Bangladesh continued their dominance over the West Indies with a record run chase and a seven-wicket win to move up to fifth in the World Cup standings.
Set 322 to win on a true Taunton pitch, Shakib Al Hasan scored his second century of the tournament as Bangladesh pulled off their highest chase in one-day international cricket.
It was just short of Ireland’s record chase in World Cup history when they scored 329 for seven to beat England at Bangalore in 2011, but it was good enough for second spot.
Bangladesh’s victory revives their hopes of sneaking into the top four and booking a semi-final place, while virtually ending the West Indies’ ambitions of doing so at the same time.
Once again, Bangladesh owed much to the outstanding ability of Shakib, who moved past Australia’s Aaron Finch on 84 to become the competition’s top runscorer, and ended with 124 not out from 99 balls.
Shakib’s unbroken partnership of 189 with Litton Das – the second highest for the fourth-wicket in World Cup history – steadied the ship after Bangladesh had briefly wobbled at 133 for three.
Das was brought into the side after missing the England defeat, but his 69-ball 94 not out was a superb innings it its own right as the West Indies pace attack were punished for bowling too short.
After a flying start from Tamim Iqbal and Soumya Sarkar (29), Bangladesh were in cruise control in reaching 118 for one.
But the game threatened to turn on its head after a wonderful piece of fielding from Sheldon Cottrell off his own bowling.
Tahim, on 48, played the ball back to Cottrell and the bowler promptly threw down the stumps, with the batsman’s despairing dive not enough to save him.
Mushfiqur Rahim soon fell to a legside catch behind off Oshane Thomas and the West Indies sensed an opening.

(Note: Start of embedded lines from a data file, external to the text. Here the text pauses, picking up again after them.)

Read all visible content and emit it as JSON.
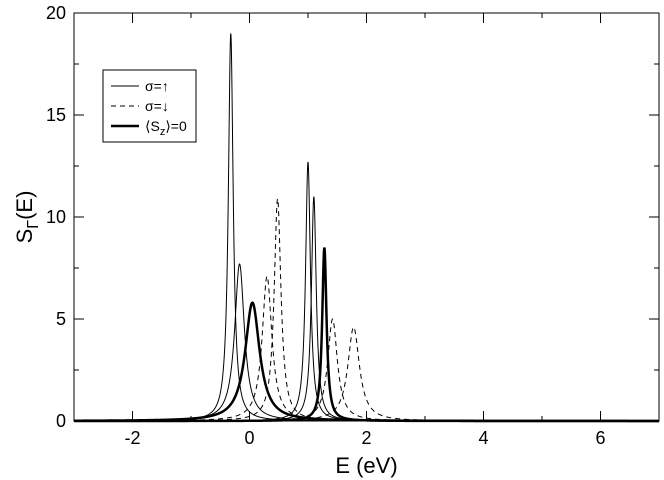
{
  "chart_data": {
    "type": "line",
    "xlabel": "E (eV)",
    "ylabel_main": "S",
    "ylabel_sub": "Γ",
    "ylabel_tail": "(E)",
    "xlim": [
      -3,
      7
    ],
    "ylim": [
      0,
      20
    ],
    "x_ticks": [
      -2,
      0,
      2,
      4,
      6
    ],
    "y_ticks": [
      0,
      5,
      10,
      15,
      20
    ],
    "x_tick_labels": [
      "-2",
      "0",
      "2",
      "4",
      "6"
    ],
    "y_tick_labels": [
      "0",
      "5",
      "10",
      "15",
      "20"
    ],
    "grid": false,
    "legend_position": "top-left",
    "legend": [
      {
        "label_main": "σ=↑",
        "label_sub": "",
        "label_tail": "",
        "style": "thin-solid"
      },
      {
        "label_main": "σ=↓",
        "label_sub": "",
        "label_tail": "",
        "style": "dashed"
      },
      {
        "label_main": "⟨S",
        "label_sub": "z",
        "label_tail": "⟩=0",
        "style": "thick-solid"
      }
    ],
    "series": [
      {
        "style": "thin-solid",
        "peaks": [
          {
            "x0": -0.32,
            "height": 19.0,
            "gamma": 0.05
          },
          {
            "x0": -0.17,
            "height": 7.7,
            "gamma": 0.1
          },
          {
            "x0": 1.0,
            "height": 12.7,
            "gamma": 0.05
          },
          {
            "x0": 1.1,
            "height": 11.0,
            "gamma": 0.05
          }
        ]
      },
      {
        "style": "dashed",
        "peaks": [
          {
            "x0": 0.3,
            "height": 7.1,
            "gamma": 0.1
          },
          {
            "x0": 0.48,
            "height": 10.9,
            "gamma": 0.07
          },
          {
            "x0": 1.42,
            "height": 5.0,
            "gamma": 0.1
          },
          {
            "x0": 1.78,
            "height": 4.6,
            "gamma": 0.12
          }
        ]
      },
      {
        "style": "thick-solid",
        "peaks": [
          {
            "x0": 0.05,
            "height": 5.8,
            "gamma": 0.15
          },
          {
            "x0": 1.28,
            "height": 8.5,
            "gamma": 0.045
          }
        ]
      }
    ]
  }
}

But that was brutally snuffed out as Shakib became the second Bangladesh batsman in ODI cricket to reach 6,000 runs and underline his claims to be regarded as the best white-ball player in the world right now.
The West Indies knew victory would take them into fifth spot, but the optimism generated by a crushing first-up win over Pakistan has quickly dissipated.
Chris Gayle, the former Somerset batsman, was back on familiar ground but he scratched around before Mohammed Saifuddin induced an edge that wicketkeeper Mushfiqur Rahim gratefully accepted.
A 13-ball duck was the second of Gayle’s World Cup career, both against Bangladesh.
The West Indies produced the lowest scoring powerplay of the tournament – 32 for one – but Evin Lewis (70) and Shai Hope (96) put on 116 for the second wicket.
The real impetus, however, came from Shimron Hetmyer and skipper Jason Holder.
Hetmyer matched the 25-ball effort from Australia’s Alex Carey as the fastest 50 in the tournament, while Holder struck 33 from 15 balls before Hope holed out in the deep to fall four short of his century.
It looked a decent target, and it might have been defended had either Shannon Gabriel, running in from the fine-leg boundary, or wicketkeeper Hope managed to reach a steepling ball when Shakib was on 55.
But Bangladesh strolled to victory with 51 balls to spare, and claim not only their seventh win in eight games against the West Indies but a first in World Cup competition.